Corey is leaving tomorrow . . .

Atlantic Waves
by the bridge (FCC)

                   

“Our battered suitcases were piled on the sidewalk again; we had longer ways to go. But no matter, the road is life.” ~ Jack Kerouac

Got the news today . . .

Music by Ani Difranco, “When I’m Gone”

                   

Dreaming Of Hair

Ivy ties the cellar door
in autumn, in summer morning glory
wraps the ribs of a mouse.
Love binds me to the one
whose hair I’ve found in my mouth,
whose sleeping head I kiss,
wondering is it death?
beauty? this dark
star spreading in every direction from the crown of her head.

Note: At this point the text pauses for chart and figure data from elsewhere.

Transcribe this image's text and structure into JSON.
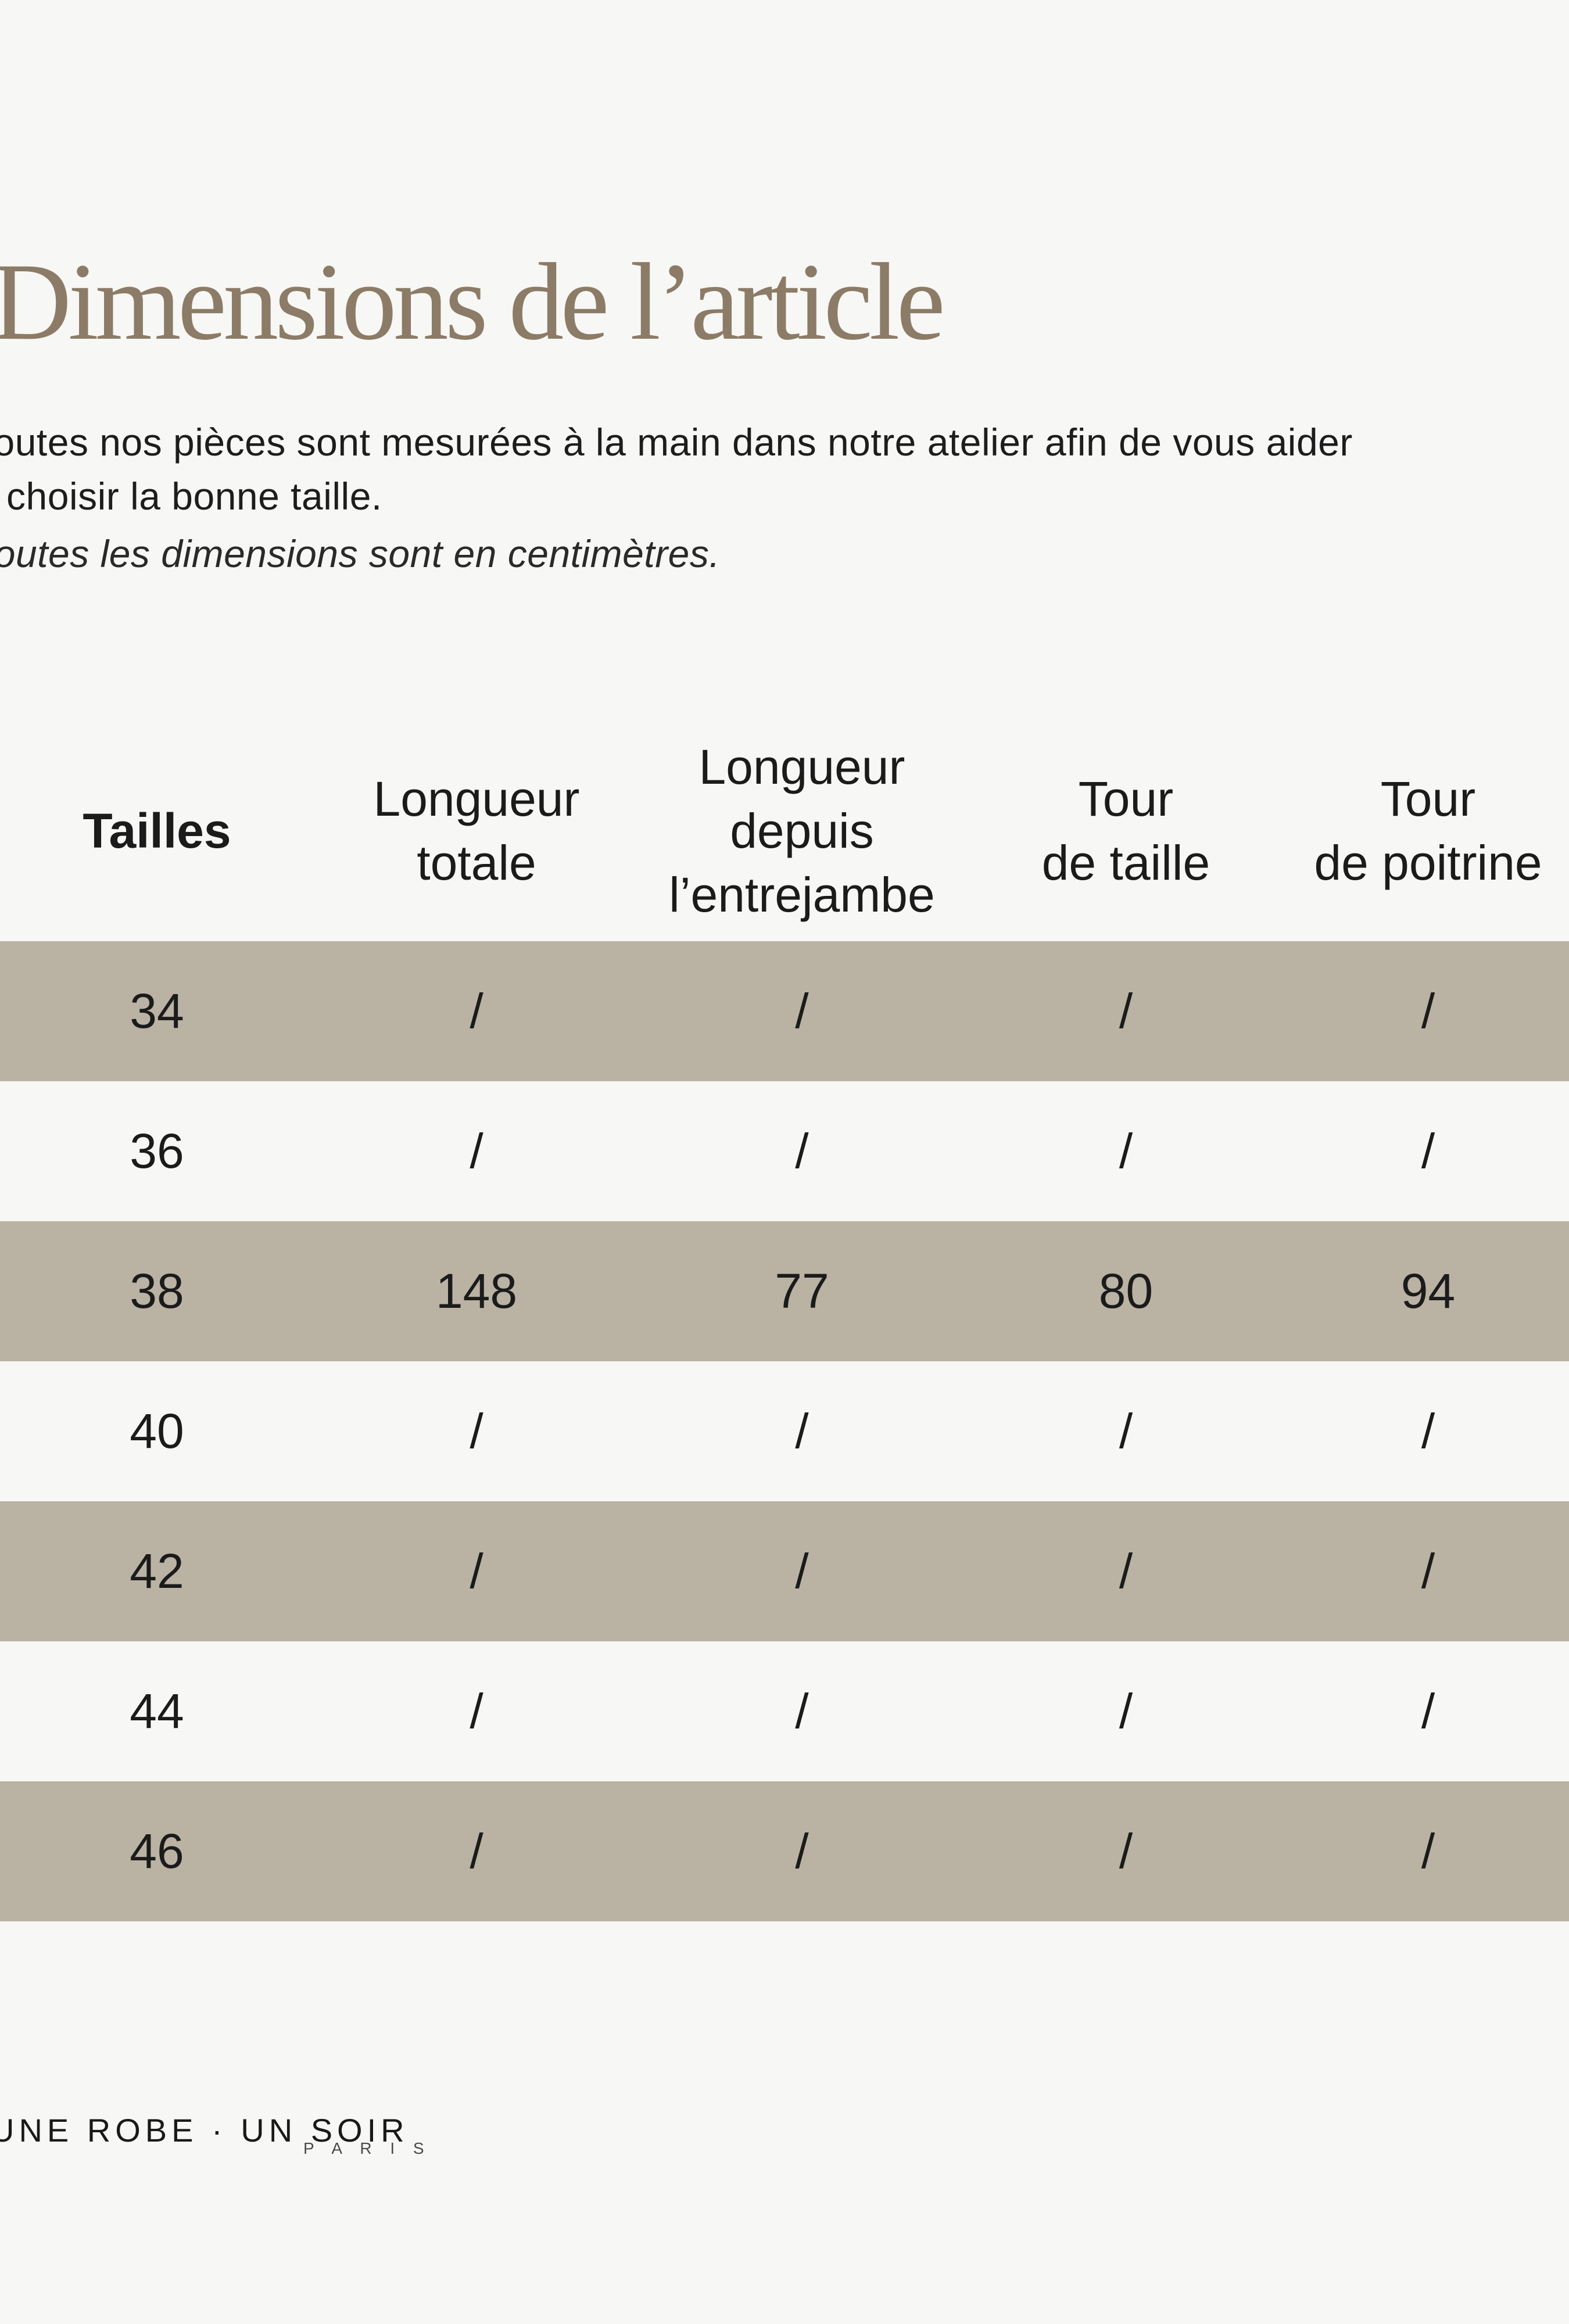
{
  "page": {
    "background_color": "#f7f7f5",
    "band_color": "#bab2a3",
    "title_color": "#8c7b66",
    "text_color": "#1b1b1b"
  },
  "title": {
    "text": "Dimensions de l’article"
  },
  "intro": {
    "line1": "Toutes nos pièces sont mesurées à la main dans notre atelier afin de vous aider",
    "line2": "à choisir la bonne taille.",
    "note": "Toutes les dimensions sont en centimètres."
  },
  "table": {
    "headers": [
      {
        "lines": [
          "Tailles",
          "",
          ""
        ]
      },
      {
        "lines": [
          "Longueur",
          "totale",
          ""
        ]
      },
      {
        "lines": [
          "Longueur",
          "depuis",
          "l’entrejambe"
        ]
      },
      {
        "lines": [
          "Tour",
          "de taille",
          ""
        ]
      },
      {
        "lines": [
          "Tour",
          "de poitrine",
          ""
        ]
      }
    ],
    "rows": [
      {
        "size": "34",
        "values": [
          "/",
          "/",
          "/",
          "/"
        ]
      },
      {
        "size": "36",
        "values": [
          "/",
          "/",
          "/",
          "/"
        ]
      },
      {
        "size": "38",
        "values": [
          "148",
          "77",
          "80",
          "94"
        ]
      },
      {
        "size": "40",
        "values": [
          "/",
          "/",
          "/",
          "/"
        ]
      },
      {
        "size": "42",
        "values": [
          "/",
          "/",
          "/",
          "/"
        ]
      },
      {
        "size": "44",
        "values": [
          "/",
          "/",
          "/",
          "/"
        ]
      },
      {
        "size": "46",
        "values": [
          "/",
          "/",
          "/",
          "/"
        ]
      }
    ]
  },
  "footer": {
    "brand": "UNE ROBE · UN SOIR",
    "brand_sub": "P A R I S"
  }
}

My love’s hair is autumn hair, there
the sun ripens.
My fingers harvest the dark
vegtable of her body.
In the morning I remove it
from my tongue and
sleep again.

Hair spills
through my dream, sprouts
from my stomach, thickens my heart,
and tangles from the brain. Hair ties the tongue dumb.
Hair ascends the tree
of my childhood–the willow
I climbed
one bare foot and hand at a time,
feeling the knuckles of the gnarled tree, hearing
my father plead from his window, _Don’t fall!_

In my dream I fly
past summers and moths,
to the thistle
caught in my mother’s hair, the purple one
I touched and bled for,
to myself at three, sleeping
beside her, waking with her hair in my mouth.

Along a slippery twine of her black hair
my mother ties ko-tze knots for me:
fish and lion heads, chrysanthemum buds, the heads
of Chinamen, black-haired and frowning.

Li-En, my brother, frowns when he sleeps.
I push back his hair, stroke his brow.
His hairline is our father’s, three peaks pointing down.

What sprouts from the body
and touches the body?
What filters sunlight
and drinks moonlight?
Where have I misplaced my heart?
What stops wheels and great machines?
What tangles in the bough
and snaps the loom?

Out of the grave
my father’s hair
bursts. A strand
pierces my left sole, shoots
up bone, past ribs,
to the broken heart it stiches,
then down,
swirling in the stomach, in the groin, and down,
through the right foot.

What binds me to this earth?
What remembers the dead
and grows towards them?

I’m tired of thinking.
I long to taste the world with a kiss.
I long to fly into hair with kisses and weeping,
remembering an afternoon
when, kissing my sleeping father, I saw for the first time
behind the thick swirl of his black hair,
the mole of wisdom,
a lone planet spinning slowly.

Sometimes my love is melancholy
and I hold her head in my hands.
Sometimes I recall our hair grows after death.
Then, I must grab handfuls
of her hair, and, I tell you, there
are apples, walnuts, ships sailing, ships docking, and men
taking off their boots, their hearts breaking,
not knowing
which they love more, the water, or
their women’s hair, sprouting from the head, rushing toward the feet.